“In this production, [the celebrity] gives us permission to be who we really are,” has to be one of the dumbest promotion lines for a product I’ve ever read, bled from one of the dumbest lines we’ve developed in modern history. Who seeks permission to do anything from people who are often a wreck in their personal lives? There have to be people out there who seek permission from celebrities to have flaws. If there isn’t, how does this line of thought gain traction?
“I give myself permission to do this,” I hear people say. It’s not just something narcissistic, chichi foie gras eaters say. A nine-year-old said it the other day, talking to himself, before doing what he wanted to do. I’ve heard middle, class office workers say it after a rough day. They’re out there, and they’re doing something they’ve never done before guilt-free, now that their favorite celebrity says it’s ok.

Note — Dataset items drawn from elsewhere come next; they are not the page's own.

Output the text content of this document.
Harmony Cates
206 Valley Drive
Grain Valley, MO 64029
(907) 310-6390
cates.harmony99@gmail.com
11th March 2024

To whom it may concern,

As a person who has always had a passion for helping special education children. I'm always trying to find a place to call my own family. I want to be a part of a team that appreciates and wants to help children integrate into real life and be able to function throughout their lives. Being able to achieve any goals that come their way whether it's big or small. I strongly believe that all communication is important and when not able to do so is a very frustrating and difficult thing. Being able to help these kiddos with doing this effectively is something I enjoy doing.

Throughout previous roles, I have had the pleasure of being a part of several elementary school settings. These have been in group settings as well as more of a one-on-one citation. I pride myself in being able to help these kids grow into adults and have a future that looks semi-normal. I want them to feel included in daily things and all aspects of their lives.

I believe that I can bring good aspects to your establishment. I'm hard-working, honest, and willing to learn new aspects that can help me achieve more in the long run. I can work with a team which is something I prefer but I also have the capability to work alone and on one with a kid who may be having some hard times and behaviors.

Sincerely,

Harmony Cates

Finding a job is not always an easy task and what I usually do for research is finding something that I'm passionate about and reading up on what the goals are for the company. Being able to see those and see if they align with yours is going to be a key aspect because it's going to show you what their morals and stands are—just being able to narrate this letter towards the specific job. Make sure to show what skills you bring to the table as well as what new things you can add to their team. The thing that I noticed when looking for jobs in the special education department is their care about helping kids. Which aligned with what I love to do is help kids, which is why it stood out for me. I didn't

Who are these people? Our figurative schemes of thought, constitutive of experience, have it that people who give themselves permission to do things lay in a hammock, with their feet up, on a beach, reading a book with a subtle, satisfied smile. We want to give ourselves permission to be those people.
“So, you don’t just do it?” I ask. “You require that you ask yourself for permission first, before you do it, and I can only assume that another part of you grants the request? Is the other part unbiased or objective in any way? If you make it a regular practice of asking yourself permission to do things, how often do you say no? Has your rejection ever surprised you? If so, how did you react? Did you disagree with the basis of your rejection so much that it frustrated you, and you thought you didn’t consider some of the mitigating factors in your request? Did you ever end up eating that piece of chocolate cake regardless what you said? Did you do it as some form of rebellion, and how did that affect your relationship with yourself going forward? Have you ever stopped asking yourself permission for a time and just did it, because you began to believe that you could be a bit of a tyrant at times, and do you moderate some of your behaviors in the hopes that you might notice? You know you’ve been good, but you have this feeling that you don’t notice it, and you feel that you should start rewarding yourself with some chocolate cake here and there, until you start acting up again?”
One definition of giving yourself permission involves the practice of allowing “you to disconnect WHO you are from your opinions, ideas and practices. Instead, placing that identity in your values. As long as you are acting in line with your core values, it opens up space to be wrong about decisions in the past and how you will choose to translate your values in the future, without losing sight of your personal integrity or ability to be 100% whole and worthy.”
If I ever fall prey to such nonsense, I know my first series of layoffs will involve middle management. I will sense, without poring over the numbers, that I’m probably overstaffed.
“I have so earned this,” we say as we lower ourselves onto a piece of soft and juicy chocolate cake, “and I deserve a reward.” Is a piece of chocolate cake ever that rewarding? How long does that reward last? Do we go for another piece to reward ourselves more when we’ve been especially good? No, because that might prove punishing. The single piece of chocolate cake represents a reward at the end of the maze of good and healthy living, and we always announce our path to it? Why don’t we just eat it, because we’re seeking to impress others with our good and healthy living. If that’s the case, why don’t we just abstain from eating it? We do, some of the times, but we feel the need to announce it. “I am refraining from eating the piece of soft and juicy chocolate on the menu, because I’m on a diet.” We say this even though no one brought it up, and some part of us knows that no one cares one way or another, but we want someone else to validate our discipline. Even a lifted eyebrow will do. Eating that single piece of soft and juicy chocolate cake gives us a naughty violation to punctuate the streak of good and healthy living that no one cared about when it was live.
How many times have we gone a solid week without a slice of chocolate cake? Yeah, I deserve a reward. What’s the difference between deserve and earn? Who cares, let me eat cake.
We miss a controlling authority in our lives. We didn’t miss it in our 20’s. That’s when our freedom was all fresh and new and liberating. When we hit our 30’s, the idea of freedom became established, routine, and a little boring. No one notices when the idea of freedom begins to wear off, but we do eventually start to take it for granted, and we begin to miss the rewards and punishments that flowed from parental control, so we began establishing our own. Do we ever punish ourselves? WebMD.com suggests that beets “don’t just reduce inflammation, they also improve heart health. Nitrates have been shown to reduce high blood pressure. Beets are also naturally low in cholesterol and fat, which makes them a good option for people concerned about heart disease or stroke.” Are beets a punishment we endure for falling off track regarding good and healthy living? Why else would someone eat a beet? Is a piece of soft and juicy chocolate cake a reward for eating something wet and slimy? What we need is a controlling authority to determine rewards and punishments for us. We already have them: celebrities. They’re usually attractive people who have no idea what they’re doing in life, but they sure look good doing it, and they give us permission to do it too.